73837.fb2
- А это все улажено, - сказал я поспешно, - я должен уплатить доктору Порсильду за рабочее время Христоферсена.
Губернатор улыбнулся.
- Нет, мистер Кент, - возразил он, - все это нужно делать нормальным путем. Наши дела должны быть в порядке. Нет, доктор Порсильд должен представить администрации счет за рабочее время механика, а мы оплатим его доктору Порсильду. Тогда мы сможем включить эту сумму в ваш счет за лодку. Счет будет переслан в Копенгаген в управление и там зарегистрирован. А вы его оплатите, когда прибудете туда после отъезда из Гренландии.
- Согласен, сэр. И теперь, сэр, мы можем приступить к работе?
- Да нет же, мистер Кент.
Видимо, я никогда не научусь тому, как все нужно делать.
- Нет, я скажу, чтобы приготовили распоряжение, и отошлю его с курьером доктору Порсильду. По получении его доктор Порсильд может дать указание своему механику, чтобы он явился.
Окрыленный успехом, я взбежал на гору и радировал наконец радостную новость: "Все улажено.

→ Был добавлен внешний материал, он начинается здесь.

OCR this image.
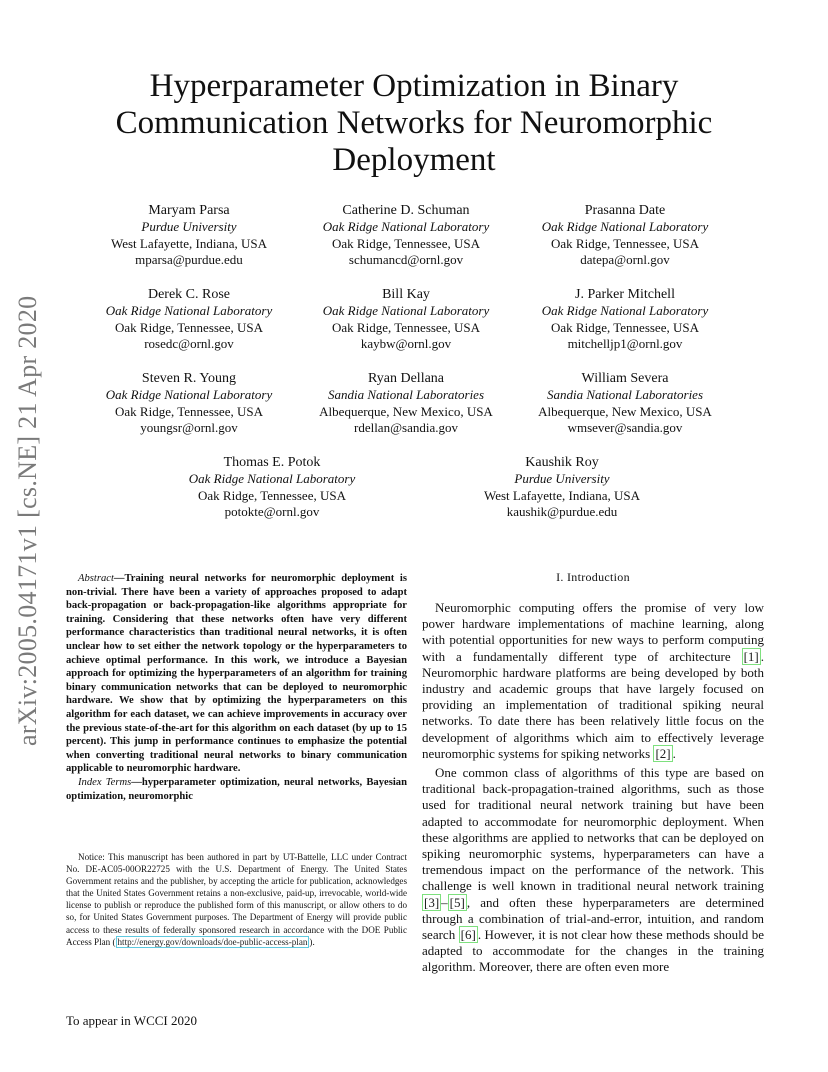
arXiv:2005.04171v1 [cs.NE] 21 Apr 2020
Hyperparameter Optimization in Binary Communication Networks for Neuromorphic Deployment
Maryam Parsa
Purdue University
West Lafayette, Indiana, USA
mparsa@purdue.edu
Catherine D. Schuman
Oak Ridge National Laboratory
Oak Ridge, Tennessee, USA
schumancd@ornl.gov
Prasanna Date
Oak Ridge National Laboratory
Oak Ridge, Tennessee, USA
datepa@ornl.gov
Derek C. Rose
Oak Ridge National Laboratory
Oak Ridge, Tennessee, USA
rosedc@ornl.gov
Bill Kay
Oak Ridge National Laboratory
Oak Ridge, Tennessee, USA
kaybw@ornl.gov
J. Parker Mitchell
Oak Ridge National Laboratory
Oak Ridge, Tennessee, USA
mitchelljp1@ornl.gov
Steven R. Young
Oak Ridge National Laboratory
Oak Ridge, Tennessee, USA
youngsr@ornl.gov
Ryan Dellana
Sandia National Laboratories
Albequerque, New Mexico, USA
rdellan@sandia.gov
William Severa
Sandia National Laboratories
Albequerque, New Mexico, USA
wmsever@sandia.gov
Thomas E. Potok
Oak Ridge National Laboratory
Oak Ridge, Tennessee, USA
potokte@ornl.gov
Kaushik Roy
Purdue University
West Lafayette, Indiana, USA
kaushik@purdue.edu

Abstract—Training neural networks for neuromorphic deployment is non-trivial. There have been a variety of approaches proposed to adapt back-propagation or back-propagation-like algorithms appropriate for training. Considering that these networks often have very different performance characteristics than traditional neural networks, it is often unclear how to set either the network topology or the hyperparameters to achieve optimal performance. In this work, we introduce a Bayesian approach for optimizing the hyperparameters of an algorithm for training binary communication networks that can be deployed to neuromorphic hardware. We show that by optimizing the hyperparameters on this algorithm for each dataset, we can achieve improvements in accuracy over the previous state-of-the-art for this algorithm on each dataset (by up to 15 percent). This jump in performance continues to emphasize the potential when converting traditional neural networks to binary communication applicable to neuromorphic hardware.

Index Terms—hyperparameter optimization, neural networks, Bayesian optimization, neuromorphic

Notice: This manuscript has been authored in part by UT-Battelle, LLC under Contract No. DE-AC05-00OR22725 with the U.S. Department of Energy. The United States Government retains and the publisher, by accepting the article for publication, acknowledges that the United States Government retains a non-exclusive, paid-up, irrevocable, world-wide license to publish or reproduce the published form of this manuscript, or allow others to do so, for United States Government purposes. The Department of Energy will provide public access to these results of federally sponsored research in accordance with the DOE Public Access Plan ( http://energy.gov/downloads/doe-public-access-plan ).
To appear in WCCI 2020
I. Introduction

Neuromorphic computing offers the promise of very low power hardware implementations of machine learning, along with potential opportunities for new ways to perform computing with a fundamentally different type of architecture [1] . Neuromorphic hardware platforms are being developed by both industry and academic groups that have largely focused on providing an implementation of traditional spiking neural networks. To date there has been relatively little focus on the development of algorithms which aim to effectively leverage neuromorphic systems for spiking networks [2] .

One common class of algorithms of this type are based on traditional back-propagation-trained algorithms, such as those used for traditional neural network training but have been adapted to accommodate for neuromorphic deployment. When these algorithms are applied to networks that can be deployed on spiking neuromorphic systems, hyperparameters can have a tremendous impact on the performance of the network. This challenge is well known in traditional neural network training [3] – [5] , and often these hyperparameters are determined through a combination of trial-and-error, intuition, and random search [6] . However, it is not clear how these methods should be adapted to accommodate for the changes in the training algorithm. Moreover, there are often even more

Приеду". Затем, дав губернатору время доставить распоряжение, вернулся на полярную станцию. Но я слишком поторопился, распоряжение еще не прибыло. Было уже около десяти часов; до полудня оставалось два часа. Христоферсен ждал тут же разрешения начать работу.
В двенадцать он ушел на обед. Курьер, подумал я, тоже ушел обедать. В час его еще не было. Христоферсен вернулся и ждал. В половине третьего или в три он ушел, сказав, что у него дома есть дела и что его можно найти дома. Четыре, пять - нет распоряжения. В шесть на дорожке появился человек, направлявшийся к дому; письмо доктору Порсильду. Доктор вскрыл его: это было распоряжение.
- Мы можем завтра начать? - спросил я.
- Нет, - сухо ответил доктор, - завтра нерабочий день.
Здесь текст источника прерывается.